Puasa, Hajjaj, dan Seduksi

[12/07/2015] Pernah mendengar nama Al-Hajjaj? Lengkapnya Hajjaj bin Yusuf bin Matar Al-Hasib (diperkirakan hidup pada tahun 661 – 714 M). Hajjaj diriwayatkan pernah menjadi Gubernur Baghdad pada masa Khalifah Bani Umayyah, ‘Abdul Malik bin Marwan –yang terkenal dengan kedzaliman, banyak membunuh, dan kefasiqannya.

Bahkan Umar bin Abdul Aziz, salah seorang khalifah Bani Umayyah sampai membuat permisalan yang menggambarkan betapa jahat si Hajjaj ini. Sebagaimana dikutip oleh Ibnu Katsir dalam Al Bidayah wa An Nihayah (6/267 dan 9/158) Umar bin abdul Aziz pernah berkata, “Kalau sekiranya setiap umat datang dengan para penjahatanya manakala kita pula datang dengan membawa Al Hajjaj, niscaya kita akan mengalahkan semua penjahat tersebut.”

Syahdan, di suatu siang bulan ramadan, Al-Hajjaj memerintahkan pengawalnya untuk ‘mengundang’ seorang penggembala dari pegunungan untuk menemaninya bersantap siang. Begitu si penggembala duduk di hadapannya, Al-Hajjaj langsung mengajaknya makan, “Hai Fulan, temani aku makan siang, mari kita makan bersama!” Dengan muka teduh si gembala menjawab tenang, “Maaf tuan, saya telah diundang oleh yang lebih mulia dari tuan, dan saya lebih memilih memenuhi undangannya.”

Mendengar itu, Al-Hajjaj berujar, “Katakan padaku, siapa yang telah mengundangmu itu?” Gembala itu berkata, “Saya telah diundang oleh Tuhan seru sekalian alam, untuk berpuasa hari ini.” “Kau berpuasa? Tidakkah kau merasa bahwa siang ini begitu terik?” Al-Hajjaj mencoba menggoyahkan keyakinan si gembala. “Saya malah sering berpuasa di hari yang lebih terik dari ini, Tuan.” Jawab si gembala.
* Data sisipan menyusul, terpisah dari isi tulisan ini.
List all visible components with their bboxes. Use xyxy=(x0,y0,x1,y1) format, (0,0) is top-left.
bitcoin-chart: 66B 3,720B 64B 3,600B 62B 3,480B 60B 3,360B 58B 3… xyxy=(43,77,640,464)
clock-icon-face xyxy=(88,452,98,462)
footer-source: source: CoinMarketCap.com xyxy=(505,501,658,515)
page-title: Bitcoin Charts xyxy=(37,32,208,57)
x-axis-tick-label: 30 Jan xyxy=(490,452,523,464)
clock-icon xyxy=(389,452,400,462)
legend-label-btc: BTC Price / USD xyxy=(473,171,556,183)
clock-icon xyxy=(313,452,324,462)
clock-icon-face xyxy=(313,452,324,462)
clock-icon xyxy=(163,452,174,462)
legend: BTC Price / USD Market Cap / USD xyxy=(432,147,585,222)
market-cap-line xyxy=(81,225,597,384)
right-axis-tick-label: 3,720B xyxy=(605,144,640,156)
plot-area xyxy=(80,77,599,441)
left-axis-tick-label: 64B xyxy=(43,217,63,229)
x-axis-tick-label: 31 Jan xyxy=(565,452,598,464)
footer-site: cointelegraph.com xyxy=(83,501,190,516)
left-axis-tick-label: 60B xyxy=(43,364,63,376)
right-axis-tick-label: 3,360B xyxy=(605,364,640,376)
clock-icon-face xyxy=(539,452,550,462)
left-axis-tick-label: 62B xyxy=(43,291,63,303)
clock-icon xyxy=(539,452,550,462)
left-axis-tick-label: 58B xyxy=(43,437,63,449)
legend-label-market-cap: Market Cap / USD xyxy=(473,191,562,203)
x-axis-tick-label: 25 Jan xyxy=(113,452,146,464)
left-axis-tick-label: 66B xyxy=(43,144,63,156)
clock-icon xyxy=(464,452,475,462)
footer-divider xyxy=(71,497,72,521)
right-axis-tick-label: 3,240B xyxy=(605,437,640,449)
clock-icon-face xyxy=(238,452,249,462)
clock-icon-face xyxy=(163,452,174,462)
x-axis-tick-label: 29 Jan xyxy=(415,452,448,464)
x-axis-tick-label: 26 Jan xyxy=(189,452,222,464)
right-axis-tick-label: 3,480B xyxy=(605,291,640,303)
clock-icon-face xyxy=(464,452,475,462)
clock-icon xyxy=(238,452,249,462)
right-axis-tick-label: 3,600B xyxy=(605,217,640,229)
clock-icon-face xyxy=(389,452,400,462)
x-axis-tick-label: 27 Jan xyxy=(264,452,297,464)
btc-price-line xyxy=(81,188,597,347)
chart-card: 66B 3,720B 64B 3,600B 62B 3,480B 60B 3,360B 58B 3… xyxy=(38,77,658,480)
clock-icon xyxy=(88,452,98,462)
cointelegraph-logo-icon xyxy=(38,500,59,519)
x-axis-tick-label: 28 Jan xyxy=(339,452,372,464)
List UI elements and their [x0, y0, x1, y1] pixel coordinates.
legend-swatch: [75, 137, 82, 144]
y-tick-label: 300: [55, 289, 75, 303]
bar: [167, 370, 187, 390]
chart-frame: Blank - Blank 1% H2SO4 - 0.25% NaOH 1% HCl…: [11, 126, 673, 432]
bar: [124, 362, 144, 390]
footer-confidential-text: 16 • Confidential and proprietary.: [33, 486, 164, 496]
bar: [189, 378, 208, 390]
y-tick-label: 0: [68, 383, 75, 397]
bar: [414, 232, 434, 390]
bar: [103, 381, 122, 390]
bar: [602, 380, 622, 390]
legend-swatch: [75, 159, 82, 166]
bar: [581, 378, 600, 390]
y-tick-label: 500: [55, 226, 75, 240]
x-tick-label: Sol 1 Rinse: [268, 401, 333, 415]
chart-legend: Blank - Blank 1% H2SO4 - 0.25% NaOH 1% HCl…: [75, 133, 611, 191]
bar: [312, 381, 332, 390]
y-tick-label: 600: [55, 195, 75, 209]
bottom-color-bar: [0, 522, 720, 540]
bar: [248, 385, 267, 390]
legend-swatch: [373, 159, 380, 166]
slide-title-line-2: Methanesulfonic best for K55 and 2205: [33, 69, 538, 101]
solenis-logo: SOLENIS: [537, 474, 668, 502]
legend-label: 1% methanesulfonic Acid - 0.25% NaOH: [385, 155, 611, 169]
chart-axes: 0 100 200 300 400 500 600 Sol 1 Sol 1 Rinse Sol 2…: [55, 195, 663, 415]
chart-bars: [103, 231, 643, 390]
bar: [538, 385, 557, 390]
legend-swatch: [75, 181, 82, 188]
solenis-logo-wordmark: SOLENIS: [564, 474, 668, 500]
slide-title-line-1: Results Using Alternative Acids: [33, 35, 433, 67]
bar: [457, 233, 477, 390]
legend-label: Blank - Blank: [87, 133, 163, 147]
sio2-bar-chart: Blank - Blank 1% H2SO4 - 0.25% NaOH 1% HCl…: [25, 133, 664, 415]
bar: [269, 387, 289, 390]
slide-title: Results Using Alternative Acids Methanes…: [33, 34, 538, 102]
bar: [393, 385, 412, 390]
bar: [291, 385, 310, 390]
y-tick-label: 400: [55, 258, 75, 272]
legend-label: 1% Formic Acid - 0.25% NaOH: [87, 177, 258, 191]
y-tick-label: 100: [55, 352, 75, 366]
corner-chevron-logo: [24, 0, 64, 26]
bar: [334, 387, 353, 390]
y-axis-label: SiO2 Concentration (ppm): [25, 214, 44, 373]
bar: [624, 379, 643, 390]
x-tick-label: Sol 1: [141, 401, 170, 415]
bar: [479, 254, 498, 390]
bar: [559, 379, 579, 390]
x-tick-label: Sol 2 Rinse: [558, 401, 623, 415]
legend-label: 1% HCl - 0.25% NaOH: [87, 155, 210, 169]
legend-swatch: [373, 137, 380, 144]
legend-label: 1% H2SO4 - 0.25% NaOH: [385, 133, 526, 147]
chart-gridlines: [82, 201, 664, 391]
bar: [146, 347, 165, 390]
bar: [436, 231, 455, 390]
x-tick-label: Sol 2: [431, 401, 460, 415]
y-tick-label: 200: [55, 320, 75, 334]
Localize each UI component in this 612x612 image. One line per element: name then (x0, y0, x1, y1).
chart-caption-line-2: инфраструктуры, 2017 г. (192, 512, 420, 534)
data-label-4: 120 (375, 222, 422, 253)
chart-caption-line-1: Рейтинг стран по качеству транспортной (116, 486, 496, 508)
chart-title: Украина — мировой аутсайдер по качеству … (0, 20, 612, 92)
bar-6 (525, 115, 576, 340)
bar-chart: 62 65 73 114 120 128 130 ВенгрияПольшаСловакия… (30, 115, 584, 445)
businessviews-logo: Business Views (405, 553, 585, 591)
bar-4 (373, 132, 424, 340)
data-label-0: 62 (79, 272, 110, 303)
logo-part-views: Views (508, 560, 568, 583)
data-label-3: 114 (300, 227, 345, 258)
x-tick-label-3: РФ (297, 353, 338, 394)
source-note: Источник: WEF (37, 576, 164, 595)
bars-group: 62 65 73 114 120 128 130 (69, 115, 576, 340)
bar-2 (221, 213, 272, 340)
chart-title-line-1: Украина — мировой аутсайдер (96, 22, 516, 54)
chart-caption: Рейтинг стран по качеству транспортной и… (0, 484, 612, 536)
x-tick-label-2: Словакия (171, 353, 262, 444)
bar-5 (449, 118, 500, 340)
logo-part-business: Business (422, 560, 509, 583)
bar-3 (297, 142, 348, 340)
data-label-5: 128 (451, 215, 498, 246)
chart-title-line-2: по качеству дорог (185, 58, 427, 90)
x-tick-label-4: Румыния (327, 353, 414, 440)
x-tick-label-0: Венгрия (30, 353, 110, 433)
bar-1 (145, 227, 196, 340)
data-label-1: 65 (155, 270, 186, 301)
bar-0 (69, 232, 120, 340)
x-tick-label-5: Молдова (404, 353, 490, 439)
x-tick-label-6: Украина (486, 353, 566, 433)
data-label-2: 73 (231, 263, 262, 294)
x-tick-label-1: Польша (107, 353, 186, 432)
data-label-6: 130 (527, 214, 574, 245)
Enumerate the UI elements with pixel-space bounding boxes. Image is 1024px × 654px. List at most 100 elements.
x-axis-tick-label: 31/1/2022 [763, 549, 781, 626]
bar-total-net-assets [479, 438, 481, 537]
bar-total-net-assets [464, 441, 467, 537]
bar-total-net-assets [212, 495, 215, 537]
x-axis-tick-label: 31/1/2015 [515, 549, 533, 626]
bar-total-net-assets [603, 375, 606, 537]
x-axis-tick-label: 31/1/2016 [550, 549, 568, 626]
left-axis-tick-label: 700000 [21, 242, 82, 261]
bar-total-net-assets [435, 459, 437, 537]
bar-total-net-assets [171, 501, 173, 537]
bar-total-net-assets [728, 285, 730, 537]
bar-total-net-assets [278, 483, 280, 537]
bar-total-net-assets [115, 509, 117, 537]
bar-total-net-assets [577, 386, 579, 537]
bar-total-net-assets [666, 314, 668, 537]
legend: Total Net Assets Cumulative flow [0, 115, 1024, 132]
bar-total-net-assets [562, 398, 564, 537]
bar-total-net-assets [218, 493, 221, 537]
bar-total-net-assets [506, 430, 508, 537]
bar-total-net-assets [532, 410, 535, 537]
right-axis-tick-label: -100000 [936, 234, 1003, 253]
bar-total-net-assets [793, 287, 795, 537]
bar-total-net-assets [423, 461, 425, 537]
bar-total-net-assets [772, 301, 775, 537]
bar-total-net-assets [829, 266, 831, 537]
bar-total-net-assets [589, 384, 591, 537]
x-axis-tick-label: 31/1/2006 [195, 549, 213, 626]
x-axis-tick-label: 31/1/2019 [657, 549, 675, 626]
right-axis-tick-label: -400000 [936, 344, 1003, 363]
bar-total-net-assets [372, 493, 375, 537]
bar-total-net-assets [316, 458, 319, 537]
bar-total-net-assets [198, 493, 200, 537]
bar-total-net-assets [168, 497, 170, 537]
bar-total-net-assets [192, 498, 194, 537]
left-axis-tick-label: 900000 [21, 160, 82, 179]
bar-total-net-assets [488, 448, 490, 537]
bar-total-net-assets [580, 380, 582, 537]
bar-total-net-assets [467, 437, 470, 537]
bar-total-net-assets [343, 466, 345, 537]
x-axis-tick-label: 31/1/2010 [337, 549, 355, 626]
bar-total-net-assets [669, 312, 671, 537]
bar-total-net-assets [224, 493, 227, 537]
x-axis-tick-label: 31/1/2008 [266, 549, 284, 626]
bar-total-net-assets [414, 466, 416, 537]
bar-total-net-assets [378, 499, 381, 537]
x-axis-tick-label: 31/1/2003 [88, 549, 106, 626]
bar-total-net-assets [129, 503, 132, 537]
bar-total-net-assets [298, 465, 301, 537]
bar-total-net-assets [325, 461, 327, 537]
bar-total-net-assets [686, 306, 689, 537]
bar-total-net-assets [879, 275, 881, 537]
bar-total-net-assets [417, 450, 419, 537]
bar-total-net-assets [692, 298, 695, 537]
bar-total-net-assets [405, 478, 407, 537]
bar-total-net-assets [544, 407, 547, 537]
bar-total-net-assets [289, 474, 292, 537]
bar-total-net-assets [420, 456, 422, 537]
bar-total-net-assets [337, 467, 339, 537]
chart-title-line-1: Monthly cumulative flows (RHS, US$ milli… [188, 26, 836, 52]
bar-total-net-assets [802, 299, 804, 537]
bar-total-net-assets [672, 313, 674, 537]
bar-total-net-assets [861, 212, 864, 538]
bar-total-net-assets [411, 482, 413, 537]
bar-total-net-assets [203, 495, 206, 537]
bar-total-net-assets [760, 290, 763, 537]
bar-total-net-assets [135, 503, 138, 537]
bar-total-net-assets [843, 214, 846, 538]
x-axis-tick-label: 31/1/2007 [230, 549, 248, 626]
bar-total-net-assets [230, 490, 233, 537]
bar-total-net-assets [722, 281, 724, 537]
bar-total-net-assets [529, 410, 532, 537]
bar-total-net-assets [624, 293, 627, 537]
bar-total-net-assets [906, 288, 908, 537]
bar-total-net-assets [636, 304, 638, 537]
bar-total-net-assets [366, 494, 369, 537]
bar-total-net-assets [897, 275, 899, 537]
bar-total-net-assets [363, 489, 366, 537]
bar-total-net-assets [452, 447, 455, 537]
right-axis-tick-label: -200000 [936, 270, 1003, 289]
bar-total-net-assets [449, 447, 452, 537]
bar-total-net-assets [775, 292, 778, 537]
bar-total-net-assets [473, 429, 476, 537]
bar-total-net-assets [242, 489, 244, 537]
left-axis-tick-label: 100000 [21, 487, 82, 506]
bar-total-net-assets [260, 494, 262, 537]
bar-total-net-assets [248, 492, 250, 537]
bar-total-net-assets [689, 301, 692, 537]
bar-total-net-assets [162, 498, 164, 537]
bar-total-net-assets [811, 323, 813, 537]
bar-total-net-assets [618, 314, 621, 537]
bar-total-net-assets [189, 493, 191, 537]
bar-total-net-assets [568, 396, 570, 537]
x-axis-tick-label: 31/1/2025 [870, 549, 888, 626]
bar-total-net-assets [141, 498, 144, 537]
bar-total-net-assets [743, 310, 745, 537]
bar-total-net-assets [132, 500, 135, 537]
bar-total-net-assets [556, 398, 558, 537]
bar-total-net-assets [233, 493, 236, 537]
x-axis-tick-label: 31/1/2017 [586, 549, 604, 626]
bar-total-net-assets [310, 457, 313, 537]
“Berbukalah hari ini, temani aku makan siang, engkau kan bisa berpuasa lagi esok hari?” Goda Al-Hajjaj.  “Kalau saya berbuka hari ini, apakah Tuan bisa menjamin bahwa saya masih hidup di esok hari agar saya bisa berpuasa?” Si gembala tersenyum simpul. “Tentu saja tidak!” Kilah Hajjaj. Dengan tenang si gembala berujar, “Kalau begitu, kenapa tuan berani memerintahkan saya untuk berbuka hari ini dan menggantinya di esok hari, sementara hari esok bukan dalam kekuasaan tuan?” Mendengar jawaban si gembala, Al-Hajjaj terdiam sejenak, setelah itu, kembali melancarkan godaannya.“Ayolah, tidakkah kau melihat betapa lezatnya makanan ini?”

Sambil berdiri dan beranjak pergi, si gembala menggeleng keras dan berujar, “Demi Allah, yang melezatkan makanan bukanlah juru masaknya, bukan pula jenis makanannya.” Al-Hajjaj terdiam, si gembala melanjutkan, “Sebuah makanan menjadi lezat karena afiat (kesehatan jasmani dan ruhani) sebagai anugrah dari Allah.”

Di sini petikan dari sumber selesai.